Reforma da Previdência: quando o piso vira teto


O estratagema para esconder os estudos e pareceres que serviram de fundamento para a reforma da Previdência afinal tinha objetivo prosaico. O governo de Jair Bolsonaro esquivou-se, até onde pode, de abrir os microdados para não ser obrigado a revelar que as mudanças nas aposentadorias embutem uma gordura de centenas de bilhões.

Ao franquear o acesso aos números, surpreendeu até analistas mais atentos sobre o tamanho da economia da nova Previdência. Em vez de R$ 1,072 trilhão de ganho fiscal com as alterações, a expectativa é atingir uma cifra ainda maior: R$ 1,236 trilhão. O argumento técnico é a atualização de parâmetros e o período de cálculo do impacto —o intervalo de dez anos será considerado a partir de 2020, e não mais 2019.

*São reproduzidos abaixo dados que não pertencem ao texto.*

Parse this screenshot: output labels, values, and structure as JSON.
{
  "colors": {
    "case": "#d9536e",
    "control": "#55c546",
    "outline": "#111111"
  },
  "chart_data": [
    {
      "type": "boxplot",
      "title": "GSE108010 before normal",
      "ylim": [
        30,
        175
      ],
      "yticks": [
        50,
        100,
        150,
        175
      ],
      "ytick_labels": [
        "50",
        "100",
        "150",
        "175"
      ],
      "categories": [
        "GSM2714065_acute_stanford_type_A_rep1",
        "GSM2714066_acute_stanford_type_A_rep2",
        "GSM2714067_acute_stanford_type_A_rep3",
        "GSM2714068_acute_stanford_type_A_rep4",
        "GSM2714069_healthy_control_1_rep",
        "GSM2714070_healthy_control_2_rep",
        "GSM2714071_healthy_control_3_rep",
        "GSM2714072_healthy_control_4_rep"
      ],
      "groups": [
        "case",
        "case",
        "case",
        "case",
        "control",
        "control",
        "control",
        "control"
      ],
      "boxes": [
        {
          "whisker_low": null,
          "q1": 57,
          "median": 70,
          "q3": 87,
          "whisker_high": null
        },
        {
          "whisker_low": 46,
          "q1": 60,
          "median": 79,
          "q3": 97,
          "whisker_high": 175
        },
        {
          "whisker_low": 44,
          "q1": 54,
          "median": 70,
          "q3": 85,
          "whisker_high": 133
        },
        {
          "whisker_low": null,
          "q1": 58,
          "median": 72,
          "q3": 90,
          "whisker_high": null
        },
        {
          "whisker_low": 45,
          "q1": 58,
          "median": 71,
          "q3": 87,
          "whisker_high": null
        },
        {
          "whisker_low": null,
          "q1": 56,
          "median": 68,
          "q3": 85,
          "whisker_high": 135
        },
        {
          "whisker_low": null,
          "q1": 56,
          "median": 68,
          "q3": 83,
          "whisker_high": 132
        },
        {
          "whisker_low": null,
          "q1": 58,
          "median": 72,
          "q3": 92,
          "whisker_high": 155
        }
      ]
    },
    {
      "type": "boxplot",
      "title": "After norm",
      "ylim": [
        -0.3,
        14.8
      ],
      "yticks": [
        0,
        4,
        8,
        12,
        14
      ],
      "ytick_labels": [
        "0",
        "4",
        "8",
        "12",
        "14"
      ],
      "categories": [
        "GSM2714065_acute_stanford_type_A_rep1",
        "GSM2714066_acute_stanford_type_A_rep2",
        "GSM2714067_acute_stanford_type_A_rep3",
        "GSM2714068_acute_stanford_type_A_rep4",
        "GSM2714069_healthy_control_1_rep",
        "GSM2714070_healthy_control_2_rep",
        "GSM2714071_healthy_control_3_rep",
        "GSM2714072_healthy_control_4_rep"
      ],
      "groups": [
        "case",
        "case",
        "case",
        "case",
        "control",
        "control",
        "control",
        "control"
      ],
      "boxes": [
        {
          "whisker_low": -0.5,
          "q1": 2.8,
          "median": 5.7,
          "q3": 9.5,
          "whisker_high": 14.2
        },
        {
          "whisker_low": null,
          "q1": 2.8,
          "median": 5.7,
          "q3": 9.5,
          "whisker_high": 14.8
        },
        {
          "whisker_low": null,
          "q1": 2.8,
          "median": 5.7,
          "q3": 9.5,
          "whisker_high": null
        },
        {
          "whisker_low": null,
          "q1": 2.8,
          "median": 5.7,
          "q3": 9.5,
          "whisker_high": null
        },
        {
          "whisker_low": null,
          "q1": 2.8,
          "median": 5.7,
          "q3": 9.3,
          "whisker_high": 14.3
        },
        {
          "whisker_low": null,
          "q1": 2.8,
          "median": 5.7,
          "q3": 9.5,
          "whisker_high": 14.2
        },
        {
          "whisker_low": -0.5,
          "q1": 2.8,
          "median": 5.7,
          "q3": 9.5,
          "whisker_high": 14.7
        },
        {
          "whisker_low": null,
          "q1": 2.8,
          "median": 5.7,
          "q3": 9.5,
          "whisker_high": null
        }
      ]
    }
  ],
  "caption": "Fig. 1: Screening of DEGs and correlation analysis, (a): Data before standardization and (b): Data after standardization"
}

Com tamanha adiposidade, o espaço para acordo com congressistas é bastante elástico. Imagine se tivessem tomado conhecimento disso os incautos da CCJ (Comissão de Constituição e Justiça)! Lá, a PEC foi aprovada nesta semana com um placar folgado de 48 a 18 votos.

 

Dados na mesa, sabe-se agora que a pressão contra pontos polêmicos da proposta tem potencial de estrago limitado e absorvível. Caso venham a ser retiradas pelo governo as modificações no BPC, na aposentadoria rural, no abono salarial e nas regras para professores, durante a votação na comissão especial, a reforma mesmo assim garantirá um alívio acima de R$ 900 bilhões.

O valor é bem superior ao resultante do texto aprovado pela comissão especial da PEC previdenciária de Michel Temer em 2017. Após várias concessões, a proposta assegurava uma economia de R$ 600 bilhões —ok, é preciso considerar que de lá para cá as condições fiscais se deterioraram de forma expressiva.

Na quinta (25), o presidente Bolsonaro afirmou que o piso para negociação aceito por Paulo Guedes (Economia) é de R$ 800 bilhões. Do ponto de vista estratégico, uma obtusidade. O capitão reformado imagina ter estabelecido um piso. Na realpolitik, pode tratar-se de novo teto.